FIG. 1A is a plan view of a unit pixel of a conventional IPS-LCD. As shown in the drawing, a unit pixel region is defined by a gate bus line 1 and a data bus line 2 in which the lines are arranged perpendicularly and/or horizontally in a matrix on a first substrate 10. A common line 3 is arranged parallel to the gate bus line 1 in the pixel region. A thin film transistor(TFT) is formed of a crossing area of the data bus line 2 and the gate bus line 1. As shown in FIG. 1B which is a sectional view taken along line I-I' of FIG. 1A, the TFT includes a gate electrode 5, a gate insulator 12, a semiconductor layer 15, a channel layer 16, and source/drain electrode 6. The gate electrode 5 is connected to the gate bus line 1, and the source/drain electrode 6 is connected to the data bus line 2. The gate insulator 12 is formed on the entire surface of the first substrate 10.
A common electrode 9 and a data electrode 8 are formed in the pixel region. The common electrode 9 is formed with the gate electrode 5 and connected to the common line 3. The data electrode 8 is formed with the source/drain electrode 6 and electrically connected to the source/drain electrode 6. Further, a passivation layer 20 and a first alignment layer 23a are deposited on the entire surface of the first substrate 10.
On a second substrate 11, a black matrix 28 is formed to prevent a light leakage which may be generated around TFT, the gate bus line 1, and the data bus line 2. A color filter layer 29, and a second alignment layer 23b are formed on the black matrix 28 in sequence. Also, a liquid crystal layer 30 is formed between the first and second substrates 10, 11. When voltage is not applied to LCD having the above structure, liquid crystal molecules in the liquid crystal layer 30 are aligned according to alignment directions of the first and second alignment layers 23a, 23b, but when voltage is applied between the common electrode 9 and the data electrode 8, the liquid crystal molecules are vertically aligned to extending directions of the common and data electrode. As in the foregoing, since liquid crystal molecules in the liquid crystal layer 30 are switched on the same plane at all times, a grey inversion is not created in the viewing angle directions of up and down direction, and right and left direction.
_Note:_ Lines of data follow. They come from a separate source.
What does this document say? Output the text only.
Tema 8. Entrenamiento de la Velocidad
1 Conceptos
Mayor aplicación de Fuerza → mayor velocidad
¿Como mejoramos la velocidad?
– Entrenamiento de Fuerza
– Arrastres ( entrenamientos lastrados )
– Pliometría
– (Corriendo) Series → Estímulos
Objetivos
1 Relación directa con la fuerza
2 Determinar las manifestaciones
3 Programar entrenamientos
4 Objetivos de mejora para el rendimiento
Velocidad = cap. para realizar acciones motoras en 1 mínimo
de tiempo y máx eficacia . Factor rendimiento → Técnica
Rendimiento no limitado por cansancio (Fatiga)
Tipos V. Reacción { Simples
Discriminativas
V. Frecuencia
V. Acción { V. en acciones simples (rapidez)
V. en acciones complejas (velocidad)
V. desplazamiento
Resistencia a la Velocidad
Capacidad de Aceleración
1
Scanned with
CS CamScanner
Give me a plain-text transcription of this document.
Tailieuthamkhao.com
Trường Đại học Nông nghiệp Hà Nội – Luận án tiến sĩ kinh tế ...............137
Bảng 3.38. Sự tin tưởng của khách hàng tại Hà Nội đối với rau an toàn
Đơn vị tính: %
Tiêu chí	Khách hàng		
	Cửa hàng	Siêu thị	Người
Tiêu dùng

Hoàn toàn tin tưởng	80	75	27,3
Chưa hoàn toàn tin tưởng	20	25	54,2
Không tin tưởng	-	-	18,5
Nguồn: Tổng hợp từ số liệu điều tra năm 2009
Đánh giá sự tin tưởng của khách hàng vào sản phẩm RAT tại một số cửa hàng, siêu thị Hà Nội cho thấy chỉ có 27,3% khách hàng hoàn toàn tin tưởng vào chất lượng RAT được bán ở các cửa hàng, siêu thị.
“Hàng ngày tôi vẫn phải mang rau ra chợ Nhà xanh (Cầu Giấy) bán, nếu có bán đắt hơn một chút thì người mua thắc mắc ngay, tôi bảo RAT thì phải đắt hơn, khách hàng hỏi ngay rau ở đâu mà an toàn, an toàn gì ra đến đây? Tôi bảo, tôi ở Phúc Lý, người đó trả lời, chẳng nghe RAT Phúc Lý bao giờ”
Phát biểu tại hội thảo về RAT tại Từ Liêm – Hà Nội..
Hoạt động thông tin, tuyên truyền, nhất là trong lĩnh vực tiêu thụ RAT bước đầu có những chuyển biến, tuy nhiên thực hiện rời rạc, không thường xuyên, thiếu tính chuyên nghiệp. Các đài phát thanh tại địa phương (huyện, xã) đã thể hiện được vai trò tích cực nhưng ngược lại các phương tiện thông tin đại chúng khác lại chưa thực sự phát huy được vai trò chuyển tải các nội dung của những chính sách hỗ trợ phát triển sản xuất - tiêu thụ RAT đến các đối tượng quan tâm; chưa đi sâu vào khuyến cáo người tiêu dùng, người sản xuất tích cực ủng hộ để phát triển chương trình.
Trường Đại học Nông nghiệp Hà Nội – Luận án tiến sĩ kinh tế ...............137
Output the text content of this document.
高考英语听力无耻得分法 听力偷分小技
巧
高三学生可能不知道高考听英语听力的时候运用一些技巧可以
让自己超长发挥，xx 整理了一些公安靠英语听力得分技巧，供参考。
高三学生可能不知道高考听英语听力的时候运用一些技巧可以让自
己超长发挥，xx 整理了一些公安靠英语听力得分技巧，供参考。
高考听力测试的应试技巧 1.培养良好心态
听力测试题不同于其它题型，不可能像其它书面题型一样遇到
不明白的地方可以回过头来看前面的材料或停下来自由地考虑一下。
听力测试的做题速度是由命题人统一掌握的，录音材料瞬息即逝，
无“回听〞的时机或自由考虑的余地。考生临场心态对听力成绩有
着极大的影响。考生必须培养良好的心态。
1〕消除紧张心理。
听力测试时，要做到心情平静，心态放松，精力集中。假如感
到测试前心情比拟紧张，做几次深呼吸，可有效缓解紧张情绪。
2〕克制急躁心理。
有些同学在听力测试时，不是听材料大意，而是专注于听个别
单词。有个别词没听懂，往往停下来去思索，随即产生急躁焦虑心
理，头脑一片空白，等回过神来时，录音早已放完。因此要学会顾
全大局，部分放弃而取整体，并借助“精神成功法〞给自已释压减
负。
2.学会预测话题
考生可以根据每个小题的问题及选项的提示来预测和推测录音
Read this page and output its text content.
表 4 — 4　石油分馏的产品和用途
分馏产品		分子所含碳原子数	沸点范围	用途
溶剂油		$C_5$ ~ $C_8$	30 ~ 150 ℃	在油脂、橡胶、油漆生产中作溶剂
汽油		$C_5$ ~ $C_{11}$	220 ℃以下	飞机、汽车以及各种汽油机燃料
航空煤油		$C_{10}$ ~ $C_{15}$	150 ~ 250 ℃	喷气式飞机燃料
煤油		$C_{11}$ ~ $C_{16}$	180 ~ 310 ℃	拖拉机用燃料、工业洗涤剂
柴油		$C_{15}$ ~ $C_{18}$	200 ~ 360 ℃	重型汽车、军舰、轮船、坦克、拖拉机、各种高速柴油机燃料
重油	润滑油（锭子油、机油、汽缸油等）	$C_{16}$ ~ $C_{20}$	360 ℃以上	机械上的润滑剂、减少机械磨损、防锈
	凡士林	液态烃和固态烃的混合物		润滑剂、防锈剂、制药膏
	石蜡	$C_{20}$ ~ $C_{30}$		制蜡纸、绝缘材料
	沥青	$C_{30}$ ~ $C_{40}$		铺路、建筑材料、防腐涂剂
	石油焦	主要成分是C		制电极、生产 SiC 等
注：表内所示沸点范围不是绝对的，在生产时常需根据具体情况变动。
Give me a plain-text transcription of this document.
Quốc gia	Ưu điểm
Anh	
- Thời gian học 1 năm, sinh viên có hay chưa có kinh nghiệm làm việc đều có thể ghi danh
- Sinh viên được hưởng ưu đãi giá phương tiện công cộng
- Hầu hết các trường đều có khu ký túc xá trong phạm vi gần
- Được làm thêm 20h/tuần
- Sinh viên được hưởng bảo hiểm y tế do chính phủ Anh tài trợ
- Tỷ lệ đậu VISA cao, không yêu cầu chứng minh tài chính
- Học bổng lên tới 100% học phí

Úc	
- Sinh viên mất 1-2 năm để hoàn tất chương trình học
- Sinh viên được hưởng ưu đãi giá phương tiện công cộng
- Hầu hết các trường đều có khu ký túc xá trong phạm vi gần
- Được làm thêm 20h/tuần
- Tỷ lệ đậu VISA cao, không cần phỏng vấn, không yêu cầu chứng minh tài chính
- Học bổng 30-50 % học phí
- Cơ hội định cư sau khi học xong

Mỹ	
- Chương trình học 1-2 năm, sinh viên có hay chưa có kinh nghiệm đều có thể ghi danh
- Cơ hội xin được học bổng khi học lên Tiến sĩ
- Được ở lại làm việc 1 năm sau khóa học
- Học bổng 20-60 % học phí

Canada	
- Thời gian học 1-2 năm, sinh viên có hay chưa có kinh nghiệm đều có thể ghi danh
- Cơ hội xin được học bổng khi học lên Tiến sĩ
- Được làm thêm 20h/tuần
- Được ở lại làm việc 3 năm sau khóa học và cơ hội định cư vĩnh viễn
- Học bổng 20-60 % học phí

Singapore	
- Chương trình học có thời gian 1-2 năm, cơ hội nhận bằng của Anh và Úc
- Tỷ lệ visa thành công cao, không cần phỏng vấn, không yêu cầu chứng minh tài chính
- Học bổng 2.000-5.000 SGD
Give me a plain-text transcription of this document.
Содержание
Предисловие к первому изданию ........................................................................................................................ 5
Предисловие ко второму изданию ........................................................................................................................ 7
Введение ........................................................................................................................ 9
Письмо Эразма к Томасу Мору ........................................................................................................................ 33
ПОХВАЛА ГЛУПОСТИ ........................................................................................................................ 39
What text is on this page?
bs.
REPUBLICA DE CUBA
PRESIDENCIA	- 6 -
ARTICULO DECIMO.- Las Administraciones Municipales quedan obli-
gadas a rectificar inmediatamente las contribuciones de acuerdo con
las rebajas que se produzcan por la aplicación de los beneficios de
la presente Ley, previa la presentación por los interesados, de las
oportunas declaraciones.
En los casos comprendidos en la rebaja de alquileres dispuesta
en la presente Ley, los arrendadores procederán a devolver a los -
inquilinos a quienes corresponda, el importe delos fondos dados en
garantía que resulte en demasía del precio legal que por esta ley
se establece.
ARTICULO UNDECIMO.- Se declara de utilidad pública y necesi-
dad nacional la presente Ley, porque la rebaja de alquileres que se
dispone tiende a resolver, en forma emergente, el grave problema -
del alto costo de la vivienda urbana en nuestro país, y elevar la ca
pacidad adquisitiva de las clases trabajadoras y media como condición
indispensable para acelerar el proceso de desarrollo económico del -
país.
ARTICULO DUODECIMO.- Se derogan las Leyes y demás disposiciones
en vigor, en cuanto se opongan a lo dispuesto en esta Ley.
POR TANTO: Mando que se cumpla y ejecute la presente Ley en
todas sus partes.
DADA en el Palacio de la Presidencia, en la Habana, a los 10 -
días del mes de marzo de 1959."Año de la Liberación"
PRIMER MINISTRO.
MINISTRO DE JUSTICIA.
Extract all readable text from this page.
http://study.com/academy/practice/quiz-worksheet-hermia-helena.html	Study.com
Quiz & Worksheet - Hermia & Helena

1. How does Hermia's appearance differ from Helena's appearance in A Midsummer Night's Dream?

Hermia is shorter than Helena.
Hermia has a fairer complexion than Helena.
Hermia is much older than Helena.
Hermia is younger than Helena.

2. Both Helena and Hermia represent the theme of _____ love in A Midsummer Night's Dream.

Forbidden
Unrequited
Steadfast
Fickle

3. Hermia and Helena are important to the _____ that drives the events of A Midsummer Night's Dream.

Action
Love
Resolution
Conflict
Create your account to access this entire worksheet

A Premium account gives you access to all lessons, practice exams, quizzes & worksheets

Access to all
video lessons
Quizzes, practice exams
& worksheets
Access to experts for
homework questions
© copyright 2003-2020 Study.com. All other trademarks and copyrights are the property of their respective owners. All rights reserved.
However, in the conventional LCD having the above structure, an aperature ratio is less than desired because the data electrode and the common electrode are opaque. Also, since a short by coupling the common electrode and said gate bus line in the manufacturing process of the LCD is often generated, the yield goes downed. Further, for the gate insulator and the passivation layer between the data electrode and the common electrode, a high driving voltage for switching liquid crystal molecules is required.